3. The method of claim 1, wherein the cutoff frequencies of the band pass filter are chosen as a function of a size parameter of the structure of interest.

4. The method according to claim 1, wherein segmenting the resulting image comprises:

generating a blurred image by smoothing said resulting image,

shifting the pixel intensity values of the blurred image by a fixed offset, and

thresholding said resulting image by using, as a threshold cutoff value, for each pixel of said resulting image, the pixel intensity value of the shifted pixel intensity value.

5. The method of claim 4, wherein the fixed offset is calculated from the standard deviation of the distribution of pixel intensity values in said resulting image.

6. The method according to claim 1, wherein the method comprises a preliminary step of removing undesired anatomical features from the digital image.

7. The method according to claim 1, wherein increasing the luminance contrast further comprises:

applying, on said digital image, said band-pass filter with at least one different parameter value, in order to generate at least one additional filtered image,

combining the at least one additional filtered image to generate the resulting image.

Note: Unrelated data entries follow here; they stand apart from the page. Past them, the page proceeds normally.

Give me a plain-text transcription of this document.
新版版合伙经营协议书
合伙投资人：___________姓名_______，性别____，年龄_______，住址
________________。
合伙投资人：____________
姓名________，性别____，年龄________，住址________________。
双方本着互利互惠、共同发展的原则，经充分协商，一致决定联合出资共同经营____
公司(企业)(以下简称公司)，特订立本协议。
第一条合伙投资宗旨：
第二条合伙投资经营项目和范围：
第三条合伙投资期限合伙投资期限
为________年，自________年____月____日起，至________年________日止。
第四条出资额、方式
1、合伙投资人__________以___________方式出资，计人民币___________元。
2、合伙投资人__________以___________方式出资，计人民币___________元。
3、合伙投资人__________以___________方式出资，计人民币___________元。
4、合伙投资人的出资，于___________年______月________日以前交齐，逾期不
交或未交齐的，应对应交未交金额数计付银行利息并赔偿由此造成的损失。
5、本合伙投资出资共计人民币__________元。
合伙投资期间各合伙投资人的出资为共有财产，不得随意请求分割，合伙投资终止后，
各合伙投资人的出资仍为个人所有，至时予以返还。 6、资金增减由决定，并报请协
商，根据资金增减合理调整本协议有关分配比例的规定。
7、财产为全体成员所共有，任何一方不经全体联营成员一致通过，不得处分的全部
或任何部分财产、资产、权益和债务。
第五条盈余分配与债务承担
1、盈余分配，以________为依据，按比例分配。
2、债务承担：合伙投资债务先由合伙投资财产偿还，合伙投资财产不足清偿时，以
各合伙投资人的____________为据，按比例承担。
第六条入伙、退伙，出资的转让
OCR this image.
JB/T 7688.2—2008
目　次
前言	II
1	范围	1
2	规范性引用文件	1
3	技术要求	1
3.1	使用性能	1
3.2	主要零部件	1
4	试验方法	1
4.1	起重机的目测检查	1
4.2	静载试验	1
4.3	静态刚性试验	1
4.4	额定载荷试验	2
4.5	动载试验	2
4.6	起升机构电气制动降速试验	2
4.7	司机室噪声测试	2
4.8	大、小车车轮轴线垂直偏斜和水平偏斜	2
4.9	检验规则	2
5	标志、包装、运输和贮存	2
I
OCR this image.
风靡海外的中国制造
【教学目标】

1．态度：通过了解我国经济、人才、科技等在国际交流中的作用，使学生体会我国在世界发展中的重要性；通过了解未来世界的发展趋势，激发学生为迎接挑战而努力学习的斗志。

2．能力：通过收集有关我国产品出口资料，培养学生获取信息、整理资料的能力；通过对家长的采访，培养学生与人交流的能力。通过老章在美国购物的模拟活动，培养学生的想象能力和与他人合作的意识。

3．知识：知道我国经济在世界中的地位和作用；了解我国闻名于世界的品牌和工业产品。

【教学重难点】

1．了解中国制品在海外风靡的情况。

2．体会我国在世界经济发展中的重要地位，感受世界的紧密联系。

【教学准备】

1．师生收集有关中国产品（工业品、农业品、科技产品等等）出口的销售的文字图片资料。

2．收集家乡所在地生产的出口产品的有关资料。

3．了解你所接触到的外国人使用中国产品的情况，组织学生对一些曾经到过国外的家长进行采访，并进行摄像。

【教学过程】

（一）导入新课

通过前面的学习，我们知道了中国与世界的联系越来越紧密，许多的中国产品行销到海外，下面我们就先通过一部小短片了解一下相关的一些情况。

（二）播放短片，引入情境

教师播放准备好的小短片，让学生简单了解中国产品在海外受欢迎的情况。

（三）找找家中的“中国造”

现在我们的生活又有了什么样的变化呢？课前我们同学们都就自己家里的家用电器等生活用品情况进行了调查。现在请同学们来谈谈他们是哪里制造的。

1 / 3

8. An image processing method, comprising:

acquiring a digital image,

segmenting the acquired image using a method according to claim 1,

automatically identifying at least one property of the at least one structure of interest of the segmented image.

9. The image processing method of claim 8, wherein said method further comprises a step of performing a diagnosis based on the at least one property of the at least one structure of interest of the segmented image.

10. A system for processing a digital image, said system being configured to:

a) convert pixel intensity values of the digital image into luminance values using a gamma function,

b) increase the luminance contrast between at least one structure of interest of the digital image and the digital image background,

c) segment the resulting image using a local segmentation threshold,

wherein increasing the luminance contrast comprises applying, on said digital image, a band-pass filter configured to increase the luminance of image elements having a spatial frequency comprised in a predefined interval corresponding to the spatial frequency of the structure of interest.

11. The system of claim 10, wherein, in order to segment said resulting image, the system is further configured to:

generate a blurred image by applying statistical noise on a copy of said resulting image,

shift the pixel intensity values of the blurred image by a fixed offset, and

threshold said resulting image by using, as a threshold cutoff value, for each pixel of said resulting image, the pixel intensity value of the shifted pixel intensity value.